A lei, batizada com o nome do ex-ministro Antonio Kandir, foi implementada em 1996, durante o segundo mandato de Fernando Henrique Cardoso, beneficiando a exportação de commodities.
“O setor do agronegócio, para resumir, não paga imposto. Eles participam com 1,5% no PIB. E o economista André Roncaglia publicou um artigo na Folha de São Paulo que o subtítulo é: o agronegócio é o único setor em que os benefícios tributários superam a sua participação no PIB”, afirmou Mitidiero.
Ele acrescentou, sobre a Lei Kandir: “Ela faz com que grande parte dos produtos sejam exportados. Você não paga imposto para exportar, você não paga ICMS para exportar e, portanto, o filão do mercado do produtor é exportar para a China e para outros países”.
As consequências internas: “O que vem acontecendo? Produtores deixam de produzir arroz, é isso que a Lei Kandir causa diretamente, deixa de produzir arroz e feijão para produzir soja para o mercado internacional — e é óbvio que o preço sobe”.
O professor sustenta que, como consequência de longo prazo, houve redução das áreas plantadas de arroz, feijão, mandioca, abóbora e muitos outros alimentos.
De acordo com o pesquisador, a distribuição e comercialização de alimentos concentrada é outra causa da inflação de longo prazo. O Brasil abriga empresas gigantes no setor, como Cargill, Bunge, a chinesa Cofco, Comexport e Timbro.
“Uma concentração absoluta, muito forte, sobretudo no governo anterior [de Jair Bolsonaro], com a implosão da Conab (Companhia Nacional de Abastecimento) e da política de abastecimento. Fecharam os armazéns, o estoque regulador”, disse Mitidiero
Acrescentou que “hoje no Brasil não temos estoque, nós vivemos durante a pandemia o medo de não ter arroz, porque não tinha estoque. Por outro lado, algumas empresas de comercialização tem [alimento] estocado e não nos informam, especulam no mercado com esses estoques de grãos e de outros alimentos”.
Finalmente, a inflação de longo prazo dos alimentos no Brasil é causada pela “comoditização da alimentação”.

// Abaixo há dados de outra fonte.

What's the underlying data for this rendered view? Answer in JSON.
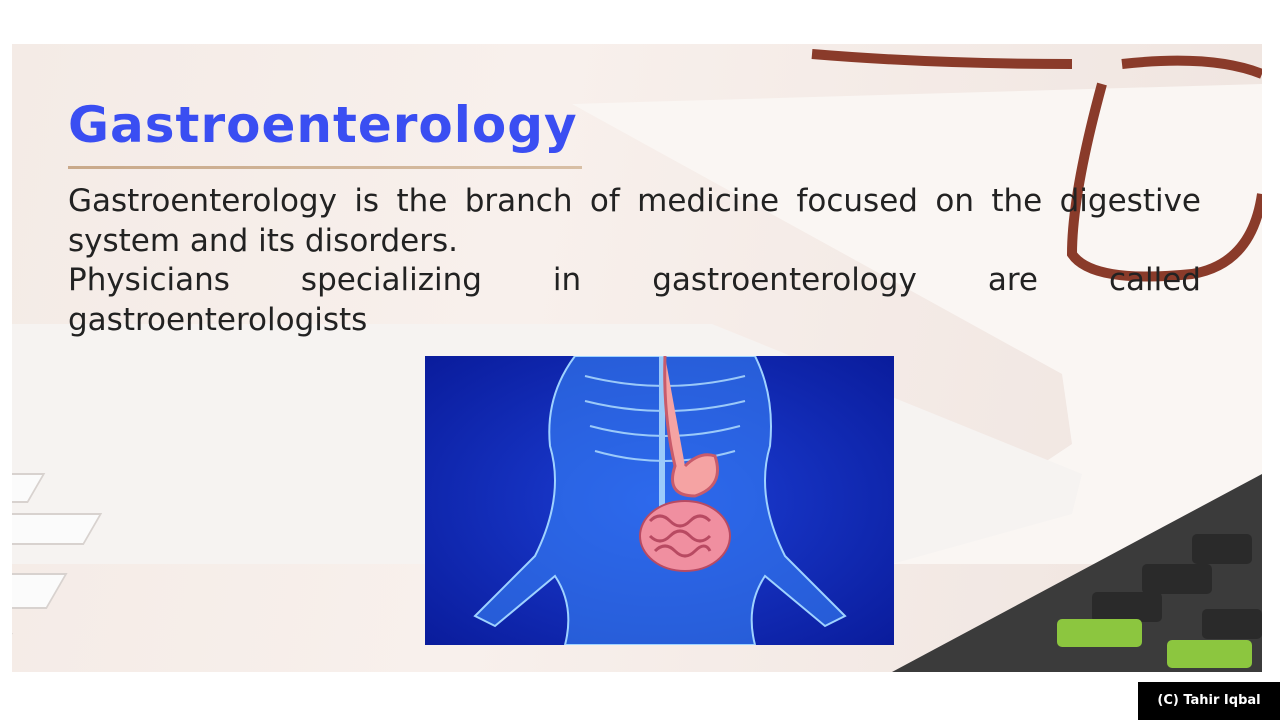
{
  "slide": {
    "title": "Gastroenterology",
    "paragraphs": [
      "Gastroenterology is the branch of medicine focused on the digestive system and its disorders.",
      "Physicians specializing in gastroenterology are called gastroenterologists"
    ]
  },
  "credit": "(C) Tahir Iqbal"
}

O professor usou a frase “moinho satânico” para definí-la.
“O capital financeiro se expandiu para todas as esferas da vida. Antes ele não determinava, por exemplo, a Educação, hoje ele está dentro da Educação. Ele não determinava o setor da alimentação e hoje o capital financeiro determina. Então nós temos o capital financeiro para remunerar. Isso pressiona os preços. E aí o camarada que está lá na Alemanha, ele pode ficar investindo em commodities e querendo lucro com o que é produzido no Brasil”, afirmou Mitidiero.
“A tal da soja brasileira, é um mito que se criou, quem compra são as trades internacionais. A soja é brasileira, saiu da porteira ela já é do capital internacional”, finalizou.